Unstopped depreciation of Japanese yen will surely hurt the stability of Chinese RMB's exchange rate with the world hard currencies, and China hopes Japan Government take measures to halt the yen from a free falling, Dai Xianglong, governor of China's central bank, said in Beijing on Tuesday.
Speaking at a press conference arranged by the State Council Information Office, the senior banker said the yen has been devalued by at least 15 per cent since late last year, which "didn't help Japanese economy much, affected other Asian economies, and put great pressure on the Chinese RMB.”
Dai said that the falling trend of the yen, if not stopped immediately, will lead to devaluations of other Asian currencies on a wide range, and might force the People's Bank of China, the central bank, to devalue RMB in order to lessen export pressure. Dai said China has made its stance clear to the Japanese Government.
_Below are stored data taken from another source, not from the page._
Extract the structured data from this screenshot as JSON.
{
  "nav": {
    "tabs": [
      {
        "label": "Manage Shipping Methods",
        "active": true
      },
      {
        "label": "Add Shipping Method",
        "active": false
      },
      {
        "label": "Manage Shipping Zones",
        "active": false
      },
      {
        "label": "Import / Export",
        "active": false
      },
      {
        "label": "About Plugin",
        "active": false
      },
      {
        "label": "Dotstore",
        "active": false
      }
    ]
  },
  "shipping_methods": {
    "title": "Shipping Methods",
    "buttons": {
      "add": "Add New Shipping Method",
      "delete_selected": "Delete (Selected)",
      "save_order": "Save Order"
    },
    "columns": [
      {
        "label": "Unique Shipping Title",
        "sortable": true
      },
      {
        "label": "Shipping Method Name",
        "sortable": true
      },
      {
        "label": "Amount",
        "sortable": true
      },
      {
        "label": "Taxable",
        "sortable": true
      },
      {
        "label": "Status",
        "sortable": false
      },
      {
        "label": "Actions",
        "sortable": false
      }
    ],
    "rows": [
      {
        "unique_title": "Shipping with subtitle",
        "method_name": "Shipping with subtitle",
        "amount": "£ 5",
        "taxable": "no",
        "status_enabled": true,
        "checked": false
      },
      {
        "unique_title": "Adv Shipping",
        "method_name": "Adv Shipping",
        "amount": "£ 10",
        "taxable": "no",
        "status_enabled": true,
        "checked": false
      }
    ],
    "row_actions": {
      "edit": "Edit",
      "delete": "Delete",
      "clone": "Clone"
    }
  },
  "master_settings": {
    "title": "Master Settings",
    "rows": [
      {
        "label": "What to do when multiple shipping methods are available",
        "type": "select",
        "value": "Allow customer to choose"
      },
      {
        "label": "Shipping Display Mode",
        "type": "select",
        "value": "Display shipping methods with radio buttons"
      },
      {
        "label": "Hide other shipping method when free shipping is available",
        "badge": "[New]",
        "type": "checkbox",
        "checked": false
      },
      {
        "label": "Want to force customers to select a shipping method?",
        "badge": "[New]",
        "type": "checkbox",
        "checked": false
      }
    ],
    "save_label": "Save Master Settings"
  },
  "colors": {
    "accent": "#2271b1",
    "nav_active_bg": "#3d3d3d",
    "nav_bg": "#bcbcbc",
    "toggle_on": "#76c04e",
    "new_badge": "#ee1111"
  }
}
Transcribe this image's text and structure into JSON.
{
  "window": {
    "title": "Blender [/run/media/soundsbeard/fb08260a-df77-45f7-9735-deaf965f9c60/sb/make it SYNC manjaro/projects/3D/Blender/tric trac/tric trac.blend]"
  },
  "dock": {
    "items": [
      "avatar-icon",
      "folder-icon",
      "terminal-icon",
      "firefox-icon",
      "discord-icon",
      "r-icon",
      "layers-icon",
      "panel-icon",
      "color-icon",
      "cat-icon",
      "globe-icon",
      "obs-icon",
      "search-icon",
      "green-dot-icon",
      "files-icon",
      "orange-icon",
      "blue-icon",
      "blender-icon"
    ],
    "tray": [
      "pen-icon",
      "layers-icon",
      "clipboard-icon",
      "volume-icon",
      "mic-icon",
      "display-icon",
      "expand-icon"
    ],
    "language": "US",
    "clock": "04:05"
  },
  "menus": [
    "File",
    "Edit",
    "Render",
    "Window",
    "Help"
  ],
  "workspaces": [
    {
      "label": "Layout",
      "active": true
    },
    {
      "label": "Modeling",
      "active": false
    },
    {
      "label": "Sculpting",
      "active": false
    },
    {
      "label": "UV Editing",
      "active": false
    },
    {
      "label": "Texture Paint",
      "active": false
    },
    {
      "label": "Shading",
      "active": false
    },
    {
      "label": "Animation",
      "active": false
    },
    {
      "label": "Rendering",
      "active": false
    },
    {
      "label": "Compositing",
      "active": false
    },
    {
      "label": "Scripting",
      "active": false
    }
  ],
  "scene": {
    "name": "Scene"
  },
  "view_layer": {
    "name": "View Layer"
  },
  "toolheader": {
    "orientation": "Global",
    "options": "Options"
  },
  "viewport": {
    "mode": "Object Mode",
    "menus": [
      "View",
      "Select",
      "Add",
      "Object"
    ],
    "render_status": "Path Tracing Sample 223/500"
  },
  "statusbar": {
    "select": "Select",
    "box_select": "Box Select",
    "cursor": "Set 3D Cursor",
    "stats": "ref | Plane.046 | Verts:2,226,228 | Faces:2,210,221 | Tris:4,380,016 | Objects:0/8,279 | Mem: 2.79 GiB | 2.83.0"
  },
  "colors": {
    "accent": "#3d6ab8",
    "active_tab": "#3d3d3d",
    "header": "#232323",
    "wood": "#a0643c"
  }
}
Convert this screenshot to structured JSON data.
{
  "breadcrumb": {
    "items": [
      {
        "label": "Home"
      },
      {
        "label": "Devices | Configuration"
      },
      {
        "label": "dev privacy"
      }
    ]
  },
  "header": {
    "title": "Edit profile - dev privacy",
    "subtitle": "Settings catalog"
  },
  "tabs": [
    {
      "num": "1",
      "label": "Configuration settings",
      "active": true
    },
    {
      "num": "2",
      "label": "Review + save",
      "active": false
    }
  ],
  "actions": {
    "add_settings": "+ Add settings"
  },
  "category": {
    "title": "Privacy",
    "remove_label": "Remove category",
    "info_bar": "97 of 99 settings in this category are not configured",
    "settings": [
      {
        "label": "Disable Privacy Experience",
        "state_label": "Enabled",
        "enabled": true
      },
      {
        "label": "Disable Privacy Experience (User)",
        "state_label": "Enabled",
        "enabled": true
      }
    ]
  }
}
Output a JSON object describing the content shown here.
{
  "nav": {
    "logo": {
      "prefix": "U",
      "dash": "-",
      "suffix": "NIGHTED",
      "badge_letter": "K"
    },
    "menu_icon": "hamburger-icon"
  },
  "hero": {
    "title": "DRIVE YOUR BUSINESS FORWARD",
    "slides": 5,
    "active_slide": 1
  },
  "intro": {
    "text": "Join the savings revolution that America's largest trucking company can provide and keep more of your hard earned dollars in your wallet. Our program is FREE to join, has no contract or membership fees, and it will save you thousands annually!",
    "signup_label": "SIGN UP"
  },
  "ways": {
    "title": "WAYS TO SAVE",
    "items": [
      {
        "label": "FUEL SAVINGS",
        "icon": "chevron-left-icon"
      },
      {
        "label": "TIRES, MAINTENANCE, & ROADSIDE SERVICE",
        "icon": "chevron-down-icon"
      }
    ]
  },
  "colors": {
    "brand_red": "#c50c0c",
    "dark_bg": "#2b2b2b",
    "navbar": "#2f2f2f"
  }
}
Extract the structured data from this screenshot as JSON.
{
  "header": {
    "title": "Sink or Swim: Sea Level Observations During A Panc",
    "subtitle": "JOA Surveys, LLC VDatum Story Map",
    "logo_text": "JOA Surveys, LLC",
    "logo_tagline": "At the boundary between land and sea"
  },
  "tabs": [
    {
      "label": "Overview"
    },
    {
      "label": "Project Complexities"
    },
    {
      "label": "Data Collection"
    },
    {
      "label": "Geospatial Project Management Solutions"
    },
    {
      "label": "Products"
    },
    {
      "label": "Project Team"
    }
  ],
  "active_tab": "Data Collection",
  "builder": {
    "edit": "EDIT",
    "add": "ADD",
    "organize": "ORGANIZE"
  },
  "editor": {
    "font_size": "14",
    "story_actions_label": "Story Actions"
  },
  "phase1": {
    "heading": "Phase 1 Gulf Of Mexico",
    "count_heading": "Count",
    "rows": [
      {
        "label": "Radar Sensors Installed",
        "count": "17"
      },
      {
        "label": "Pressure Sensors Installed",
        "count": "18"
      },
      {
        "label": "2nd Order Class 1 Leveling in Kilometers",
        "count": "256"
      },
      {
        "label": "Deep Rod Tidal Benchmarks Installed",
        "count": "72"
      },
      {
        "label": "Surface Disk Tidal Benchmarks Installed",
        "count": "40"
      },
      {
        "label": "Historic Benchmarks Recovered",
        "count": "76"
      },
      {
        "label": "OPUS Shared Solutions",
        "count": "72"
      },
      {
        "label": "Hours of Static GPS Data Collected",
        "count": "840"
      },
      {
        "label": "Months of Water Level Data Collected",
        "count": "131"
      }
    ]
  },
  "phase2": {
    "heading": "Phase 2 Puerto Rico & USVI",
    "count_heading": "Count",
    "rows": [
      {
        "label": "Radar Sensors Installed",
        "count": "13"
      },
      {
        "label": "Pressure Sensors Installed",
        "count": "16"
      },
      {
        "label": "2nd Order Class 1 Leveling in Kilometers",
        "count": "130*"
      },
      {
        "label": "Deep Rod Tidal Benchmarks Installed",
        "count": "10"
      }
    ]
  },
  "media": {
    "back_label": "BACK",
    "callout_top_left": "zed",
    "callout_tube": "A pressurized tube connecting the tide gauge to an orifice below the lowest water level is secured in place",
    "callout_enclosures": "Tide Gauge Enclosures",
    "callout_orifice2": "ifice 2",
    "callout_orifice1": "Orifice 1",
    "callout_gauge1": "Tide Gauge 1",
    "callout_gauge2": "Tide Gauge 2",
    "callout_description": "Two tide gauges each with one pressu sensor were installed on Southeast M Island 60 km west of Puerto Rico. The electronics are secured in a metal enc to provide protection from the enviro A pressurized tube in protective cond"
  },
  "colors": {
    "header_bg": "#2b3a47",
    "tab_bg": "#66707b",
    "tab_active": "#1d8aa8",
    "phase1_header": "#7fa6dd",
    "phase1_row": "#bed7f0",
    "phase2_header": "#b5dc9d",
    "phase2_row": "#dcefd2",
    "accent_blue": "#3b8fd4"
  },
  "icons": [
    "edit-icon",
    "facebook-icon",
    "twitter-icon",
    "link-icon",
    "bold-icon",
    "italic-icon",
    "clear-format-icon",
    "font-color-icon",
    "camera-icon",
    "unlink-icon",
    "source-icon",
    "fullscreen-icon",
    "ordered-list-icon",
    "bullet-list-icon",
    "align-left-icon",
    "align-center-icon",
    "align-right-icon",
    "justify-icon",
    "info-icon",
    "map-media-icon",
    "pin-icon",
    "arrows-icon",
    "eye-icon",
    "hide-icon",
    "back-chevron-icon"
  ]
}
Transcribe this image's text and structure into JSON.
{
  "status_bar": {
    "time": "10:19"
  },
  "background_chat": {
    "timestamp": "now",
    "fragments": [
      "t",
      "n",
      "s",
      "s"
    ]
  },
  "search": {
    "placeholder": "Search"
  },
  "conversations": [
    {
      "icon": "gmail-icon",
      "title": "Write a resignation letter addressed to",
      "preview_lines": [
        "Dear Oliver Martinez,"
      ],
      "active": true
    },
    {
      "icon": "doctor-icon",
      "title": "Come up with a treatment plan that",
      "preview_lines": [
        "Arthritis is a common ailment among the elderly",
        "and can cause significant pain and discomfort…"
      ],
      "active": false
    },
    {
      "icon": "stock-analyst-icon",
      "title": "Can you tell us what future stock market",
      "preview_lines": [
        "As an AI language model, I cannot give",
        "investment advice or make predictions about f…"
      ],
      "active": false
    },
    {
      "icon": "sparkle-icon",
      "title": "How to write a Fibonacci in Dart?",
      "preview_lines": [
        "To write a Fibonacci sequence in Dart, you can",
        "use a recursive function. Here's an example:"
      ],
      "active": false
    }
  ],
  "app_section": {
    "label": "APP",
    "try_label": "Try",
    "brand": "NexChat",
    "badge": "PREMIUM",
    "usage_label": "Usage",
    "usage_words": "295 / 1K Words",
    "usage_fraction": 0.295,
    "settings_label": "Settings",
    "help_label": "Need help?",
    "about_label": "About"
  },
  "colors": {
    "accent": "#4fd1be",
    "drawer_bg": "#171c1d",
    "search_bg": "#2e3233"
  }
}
According to Dai, Japan is the world's second largest economy and has the ability to support a stable exchange rate. He said the United States kept its dollar strong even though its economy is “neither good.”
Meanwhile, Dai assured that China will improve foreign exchange administration and maintain a strong position in balance of payments and exchange rate stability.
The exchange rate formation mechanism will be improved while a stable exchange rate maintained, Dai said, noting that better management of current account will be accompanied by progress in capital account convertibility.
"We will promote international cooperation by working toward the completion of the currency swap arrangement with Japan, the Republic of Korea and ASEAN (the Association of South-East Asian Nations) countries aimed at financial stability in the region," he said.
Dai also announced that China's foreign exchange reserves reached US$212.2 billion at the end of 2001, representing an increase of US$46.6 billion, or up 28.14 percent, over that at the beginning of 2001.